I apoligised to mia, anne, jamie, and nicole for the shit i said to/about them awhile ago. i dont expect you to forgive me or anything, i just wanted to let you know im sorry for saying the rude things i did.

THEN i talked about how lame justins girlfriend katie is. its like deja vu writng the same thing again, so i guess ill just condense it. she called me last night. K is for her and M is for me. duh. K: Hi, this is justins girlfriend katie. M=okay.... K:when was the last time you talked to him? M=um....like a few months ago. K: oh... K: what did you guys do when you hung out? M= went to jack in the box, then he took me home and called me the next day and told me he didnt want me to call him anymore and i was confused. K: oh. M= why does any of this matter? K: because hes my boyfriend and i dont want you talking to him or seeing him.

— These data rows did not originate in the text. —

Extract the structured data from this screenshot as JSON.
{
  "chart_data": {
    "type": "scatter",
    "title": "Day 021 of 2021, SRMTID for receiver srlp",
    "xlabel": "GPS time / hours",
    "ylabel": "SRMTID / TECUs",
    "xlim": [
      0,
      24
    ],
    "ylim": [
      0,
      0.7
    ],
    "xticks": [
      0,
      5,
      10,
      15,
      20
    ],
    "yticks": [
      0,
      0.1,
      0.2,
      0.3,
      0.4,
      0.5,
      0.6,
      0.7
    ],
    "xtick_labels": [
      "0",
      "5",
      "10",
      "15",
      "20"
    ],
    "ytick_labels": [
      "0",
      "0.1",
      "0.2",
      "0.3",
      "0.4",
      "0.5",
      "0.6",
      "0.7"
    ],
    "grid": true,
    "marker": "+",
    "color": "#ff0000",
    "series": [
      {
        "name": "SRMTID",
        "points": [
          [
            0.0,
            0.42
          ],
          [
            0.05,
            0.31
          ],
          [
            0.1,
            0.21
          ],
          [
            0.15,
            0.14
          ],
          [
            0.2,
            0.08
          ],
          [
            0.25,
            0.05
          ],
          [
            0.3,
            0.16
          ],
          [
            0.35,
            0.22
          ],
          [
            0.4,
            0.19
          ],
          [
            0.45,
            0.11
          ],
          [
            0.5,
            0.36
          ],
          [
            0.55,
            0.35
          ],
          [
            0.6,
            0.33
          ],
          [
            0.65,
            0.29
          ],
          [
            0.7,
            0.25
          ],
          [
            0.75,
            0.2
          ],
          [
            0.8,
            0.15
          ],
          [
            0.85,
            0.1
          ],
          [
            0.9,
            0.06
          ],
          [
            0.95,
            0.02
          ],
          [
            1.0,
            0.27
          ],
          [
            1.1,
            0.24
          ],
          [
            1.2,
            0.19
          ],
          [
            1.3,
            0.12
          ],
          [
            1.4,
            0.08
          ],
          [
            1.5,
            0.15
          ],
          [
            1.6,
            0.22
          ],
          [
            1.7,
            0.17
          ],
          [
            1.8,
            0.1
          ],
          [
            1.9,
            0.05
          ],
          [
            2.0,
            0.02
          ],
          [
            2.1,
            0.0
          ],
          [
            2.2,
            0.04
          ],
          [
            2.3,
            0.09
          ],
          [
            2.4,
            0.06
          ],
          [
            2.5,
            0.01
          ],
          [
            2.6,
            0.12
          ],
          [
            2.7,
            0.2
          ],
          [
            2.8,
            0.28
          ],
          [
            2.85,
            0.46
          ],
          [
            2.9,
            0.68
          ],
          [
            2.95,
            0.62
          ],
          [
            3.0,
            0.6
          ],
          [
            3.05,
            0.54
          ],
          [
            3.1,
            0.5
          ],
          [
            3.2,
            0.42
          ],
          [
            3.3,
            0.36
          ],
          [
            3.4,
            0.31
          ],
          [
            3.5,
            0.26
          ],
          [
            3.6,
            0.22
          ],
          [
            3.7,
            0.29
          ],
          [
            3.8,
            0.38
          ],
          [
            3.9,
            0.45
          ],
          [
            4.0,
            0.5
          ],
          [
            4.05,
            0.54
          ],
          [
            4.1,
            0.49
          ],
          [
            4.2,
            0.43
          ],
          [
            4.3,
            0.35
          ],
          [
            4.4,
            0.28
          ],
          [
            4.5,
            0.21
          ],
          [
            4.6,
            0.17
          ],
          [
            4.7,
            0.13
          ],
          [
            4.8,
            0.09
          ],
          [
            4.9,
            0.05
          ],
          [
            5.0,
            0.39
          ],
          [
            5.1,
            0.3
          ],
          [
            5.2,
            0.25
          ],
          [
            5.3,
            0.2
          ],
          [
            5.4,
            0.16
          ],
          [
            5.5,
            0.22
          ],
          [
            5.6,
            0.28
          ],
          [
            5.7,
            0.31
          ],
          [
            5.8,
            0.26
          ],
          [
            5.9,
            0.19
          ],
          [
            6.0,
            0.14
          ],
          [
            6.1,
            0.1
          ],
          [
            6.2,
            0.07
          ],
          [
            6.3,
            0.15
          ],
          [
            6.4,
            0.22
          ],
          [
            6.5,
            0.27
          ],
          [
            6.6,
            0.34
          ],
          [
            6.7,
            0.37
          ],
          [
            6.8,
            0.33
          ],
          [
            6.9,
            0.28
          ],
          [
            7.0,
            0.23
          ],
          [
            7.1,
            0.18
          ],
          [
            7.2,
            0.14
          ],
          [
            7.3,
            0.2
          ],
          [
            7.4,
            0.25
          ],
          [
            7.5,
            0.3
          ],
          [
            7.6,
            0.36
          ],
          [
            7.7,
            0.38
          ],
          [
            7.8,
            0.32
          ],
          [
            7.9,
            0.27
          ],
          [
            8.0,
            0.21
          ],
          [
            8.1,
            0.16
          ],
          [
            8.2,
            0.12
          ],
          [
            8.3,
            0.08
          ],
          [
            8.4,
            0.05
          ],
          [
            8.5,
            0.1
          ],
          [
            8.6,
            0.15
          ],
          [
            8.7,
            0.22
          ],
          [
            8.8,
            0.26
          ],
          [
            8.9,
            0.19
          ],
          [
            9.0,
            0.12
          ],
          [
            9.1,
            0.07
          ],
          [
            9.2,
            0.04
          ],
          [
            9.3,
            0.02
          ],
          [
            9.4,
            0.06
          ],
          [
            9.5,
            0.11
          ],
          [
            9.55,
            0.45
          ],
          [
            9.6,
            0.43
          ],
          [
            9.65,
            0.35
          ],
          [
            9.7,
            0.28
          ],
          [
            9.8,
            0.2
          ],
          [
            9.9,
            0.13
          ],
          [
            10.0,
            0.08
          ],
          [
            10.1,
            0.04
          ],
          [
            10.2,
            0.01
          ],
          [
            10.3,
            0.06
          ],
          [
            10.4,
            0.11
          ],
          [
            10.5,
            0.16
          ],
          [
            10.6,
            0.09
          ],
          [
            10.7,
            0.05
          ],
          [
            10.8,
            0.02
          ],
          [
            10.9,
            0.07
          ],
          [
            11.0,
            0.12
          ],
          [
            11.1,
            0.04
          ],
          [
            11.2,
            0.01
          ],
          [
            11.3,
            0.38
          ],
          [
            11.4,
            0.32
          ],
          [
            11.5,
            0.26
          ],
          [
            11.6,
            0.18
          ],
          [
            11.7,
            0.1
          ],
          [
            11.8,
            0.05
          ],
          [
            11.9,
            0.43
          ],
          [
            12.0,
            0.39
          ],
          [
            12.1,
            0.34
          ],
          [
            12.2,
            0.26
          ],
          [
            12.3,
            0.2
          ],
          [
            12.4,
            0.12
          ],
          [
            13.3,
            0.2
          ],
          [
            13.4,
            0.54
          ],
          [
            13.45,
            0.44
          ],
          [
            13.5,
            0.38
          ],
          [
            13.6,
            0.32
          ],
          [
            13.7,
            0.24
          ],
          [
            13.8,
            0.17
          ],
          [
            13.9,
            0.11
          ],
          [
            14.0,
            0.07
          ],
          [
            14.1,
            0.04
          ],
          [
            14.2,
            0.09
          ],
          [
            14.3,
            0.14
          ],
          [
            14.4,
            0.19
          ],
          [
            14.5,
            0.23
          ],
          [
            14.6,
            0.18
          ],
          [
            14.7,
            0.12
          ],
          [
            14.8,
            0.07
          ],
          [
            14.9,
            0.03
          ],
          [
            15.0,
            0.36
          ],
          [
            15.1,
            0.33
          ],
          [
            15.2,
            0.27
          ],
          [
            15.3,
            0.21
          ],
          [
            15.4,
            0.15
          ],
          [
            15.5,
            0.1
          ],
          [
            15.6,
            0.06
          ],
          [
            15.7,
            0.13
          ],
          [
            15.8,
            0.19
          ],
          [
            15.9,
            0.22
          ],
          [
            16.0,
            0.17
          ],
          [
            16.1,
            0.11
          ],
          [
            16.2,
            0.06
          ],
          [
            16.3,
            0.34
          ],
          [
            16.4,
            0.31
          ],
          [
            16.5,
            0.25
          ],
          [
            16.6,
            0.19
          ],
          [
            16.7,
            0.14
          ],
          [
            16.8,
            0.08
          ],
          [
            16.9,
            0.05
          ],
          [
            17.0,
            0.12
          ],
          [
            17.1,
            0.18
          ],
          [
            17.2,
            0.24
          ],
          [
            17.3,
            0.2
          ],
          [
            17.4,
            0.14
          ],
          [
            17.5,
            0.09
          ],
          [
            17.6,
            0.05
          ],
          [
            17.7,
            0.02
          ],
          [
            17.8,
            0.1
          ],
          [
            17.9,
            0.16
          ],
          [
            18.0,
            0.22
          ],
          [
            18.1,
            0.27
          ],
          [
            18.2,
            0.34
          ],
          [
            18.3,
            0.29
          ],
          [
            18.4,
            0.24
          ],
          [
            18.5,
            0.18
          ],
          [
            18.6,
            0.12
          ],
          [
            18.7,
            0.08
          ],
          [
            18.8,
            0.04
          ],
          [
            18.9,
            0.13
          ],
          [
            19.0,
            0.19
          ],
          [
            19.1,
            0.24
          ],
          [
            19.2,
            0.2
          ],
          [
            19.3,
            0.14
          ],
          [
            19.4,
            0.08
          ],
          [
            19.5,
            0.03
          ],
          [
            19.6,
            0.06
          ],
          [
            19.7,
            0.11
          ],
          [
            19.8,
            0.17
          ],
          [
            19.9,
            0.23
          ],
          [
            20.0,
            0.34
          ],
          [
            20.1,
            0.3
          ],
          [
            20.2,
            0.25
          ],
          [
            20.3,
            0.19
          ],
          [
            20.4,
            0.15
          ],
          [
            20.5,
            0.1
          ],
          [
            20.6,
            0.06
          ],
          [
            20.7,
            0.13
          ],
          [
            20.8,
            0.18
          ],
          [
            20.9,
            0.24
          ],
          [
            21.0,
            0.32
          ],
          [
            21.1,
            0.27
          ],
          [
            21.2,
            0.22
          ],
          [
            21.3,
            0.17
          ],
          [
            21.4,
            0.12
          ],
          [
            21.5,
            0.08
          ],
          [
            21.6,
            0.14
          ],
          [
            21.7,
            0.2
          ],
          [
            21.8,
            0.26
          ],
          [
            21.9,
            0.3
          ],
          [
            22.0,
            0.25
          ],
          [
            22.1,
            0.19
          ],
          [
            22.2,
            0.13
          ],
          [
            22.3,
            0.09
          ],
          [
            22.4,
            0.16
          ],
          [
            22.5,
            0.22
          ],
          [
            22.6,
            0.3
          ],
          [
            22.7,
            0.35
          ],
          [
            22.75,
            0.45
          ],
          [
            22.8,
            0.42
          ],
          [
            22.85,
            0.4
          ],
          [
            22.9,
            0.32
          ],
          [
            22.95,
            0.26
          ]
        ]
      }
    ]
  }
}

M:sweetie, i dont have any desire to talk to your piece of shit boyfriend. K: uh... M= wow, you must be fucking bored out of your mind to call me up about somethnig that happened 4 months ago and wasnt a big deal to begin with me, dont fucking call me anymore you fucking slut. click.

Pretty lame. im pretty sure that that day when we hung out we did nothing, and i wasnt even trying to get him bck or shit like that. dude. its fucking weird.